Mit der auf einer Weltanschauung begründeten Lehre von ethischen, also von der menschlichen Gemeinschaft gesetzten, Normen im Verein mit den erkennbar gemachten Gesetzen der absoluten und ewigen Wahrheit bestimmt eine Religion Wege und Ziel des menschlichen Handelns. Der Einfluß von Weltanschauungen und Ethik aber ist die Ursache aller jener Irrtümer, die sich in religiöse Lehren eingeschlichen haben, von denen keine bisher in der Menschheitsgeschichte bekannt gewordene Religion frei geblieben ist.
Auf der Suche nach dem Ursprung des Wortes „Religion“ fand ich in einem alten lateinischen Wörterbuch unter dem Stichwort “religio“ folgen-de Erläuterung: `
„Religio“ ist der Zustand dessen, der wiederholt mit sich zu Rate geht, um zu sehen, ob seine Gedanken und Handlungen mit menschlichen und göttlichen Gesetzen übereinstimmen.
Auf das Menschliche bezogen heißt das Gewissenhaftigkeit, auf das Göttliche bezogen bedeutet es Heilighaltung des Göttlichen, Gottesfurcht.
Diese einfache und klare Definition sollte man bei wiederholtem Lesen auf sich wirken lassen. Ich halte das Wiederholt-mit'-sich-zu-Rate-Gehen für einen wesentlichen Bestandteil religiösen Handelns. Schwierigkeit bereitet dabei jedoch die Tatsache, daß die menschlichen und göttlichen Gesetze,wie Geschichte und Gegenwart zeigen, selten miteinander in Einklang stehen. Daher ist es angebracht, die drei Begriffe Mensch, Gesetz und das Göttliche auf ihren Inhalt hin näher zu untersuchen. Damit werden die Beziehungen des Menschen zur Religion übergeleitet auf die Beziehungen des Menschen zu den einzelnen Gesetzen, die sich in göttliche und menschliche aufteilen.
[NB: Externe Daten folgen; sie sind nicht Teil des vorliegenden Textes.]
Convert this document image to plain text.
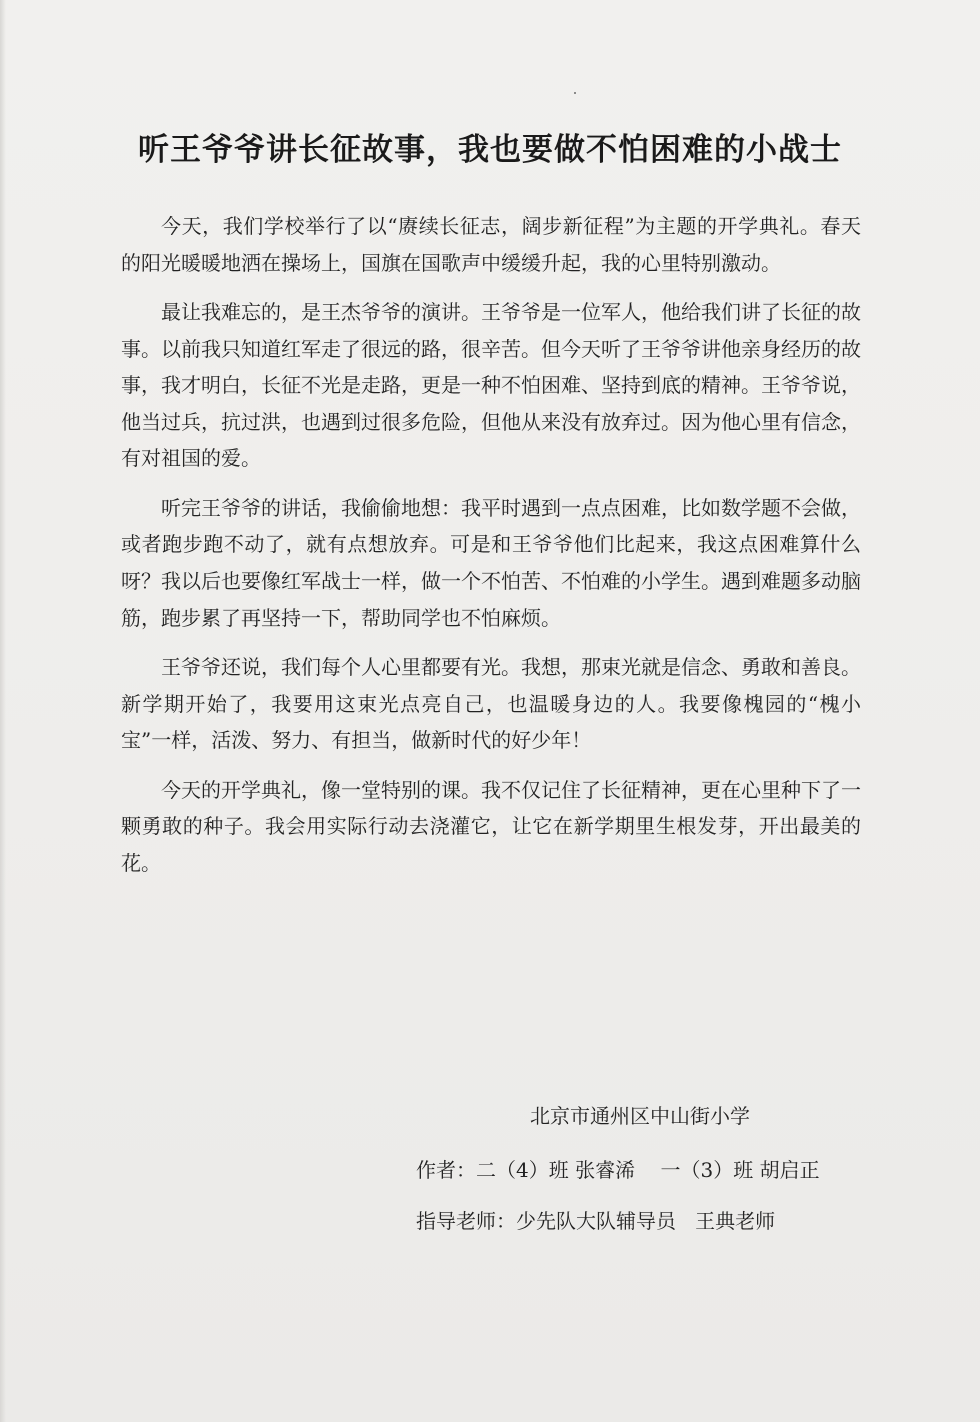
听王爷爷讲长征故事，我也要做不怕困难的小战士

今天，我们学校举行了以“赓续长征志，阔步新征程”为主题的开学典礼。春天的阳光暖暖地洒在操场上，国旗在国歌声中缓缓升起，我的心里特别激动。

最让我难忘的，是王杰爷爷的演讲。王爷爷是一位军人，他给我们讲了长征的故事。以前我只知道红军走了很远的路，很辛苦。但今天听了王爷爷讲他亲身经历的故事，我才明白，长征不光是走路，更是一种不怕困难、坚持到底的精神。王爷爷说，他当过兵，抗过洪，也遇到过很多危险，但他从来没有放弃过。因为他心里有信念，有对祖国的爱。

听完王爷爷的讲话，我偷偷地想：我平时遇到一点点困难，比如数学题不会做，或者跑步跑不动了，就有点想放弃。可是和王爷爷他们比起来，我这点困难算什么呀？我以后也要像红军战士一样，做一个不怕苦、不怕难的小学生。遇到难题多动脑筋，跑步累了再坚持一下，帮助同学也不怕麻烦。

王爷爷还说，我们每个人心里都要有光。我想，那束光就是信念、勇敢和善良。新学期开始了，我要用这束光点亮自己，也温暖身边的人。我要像槐园的“槐小宝”一样，活泼、努力、有担当，做新时代的好少年！

今天的开学典礼，像一堂特别的课。我不仅记住了长征精神，更在心里种下了一颗勇敢的种子。我会用实际行动去浇灌它，让它在新学期里生根发芽，开出最美的花。

北京市通州区中山街小学
作者：二（4）班 张睿浠    一（3）班 胡启正
指导老师：少先队大队辅导员   王典老师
Doch bevor wir uns den Gesetzen als Bezugsobjekt hinwenden, ist es erforderlich, daß wir uns der Wesenheit Mensch zuwenden und versuchen, den Standort des Menschen in der Welt, also im universalen Sein, zu bestimmen.
Schon bei der Definition des Begriffes Mensch zeigen sich auf Grund der verschiedenartigen Weltanschauungen auch verschiedenartige Aussagen. Einmal wird der Mensch nur als der -- bisherige - Endpunkt der Entwicklung der Säugetierreihe gesehen, ein andermal wird er als das Ebenbild Gottes dargestellt. Dabei hat letztere Aussage zur Folge, daß in der Umkehrung Gott als Ebenbild des Menschen betrachtet werden kann. Es ist verständlich, wenn aus solcher Schlussfolgerung Gott auch menschenähnliche Eigenschaften wie Eifersucht, Güte, Strenge und andere zugeschrieben werden.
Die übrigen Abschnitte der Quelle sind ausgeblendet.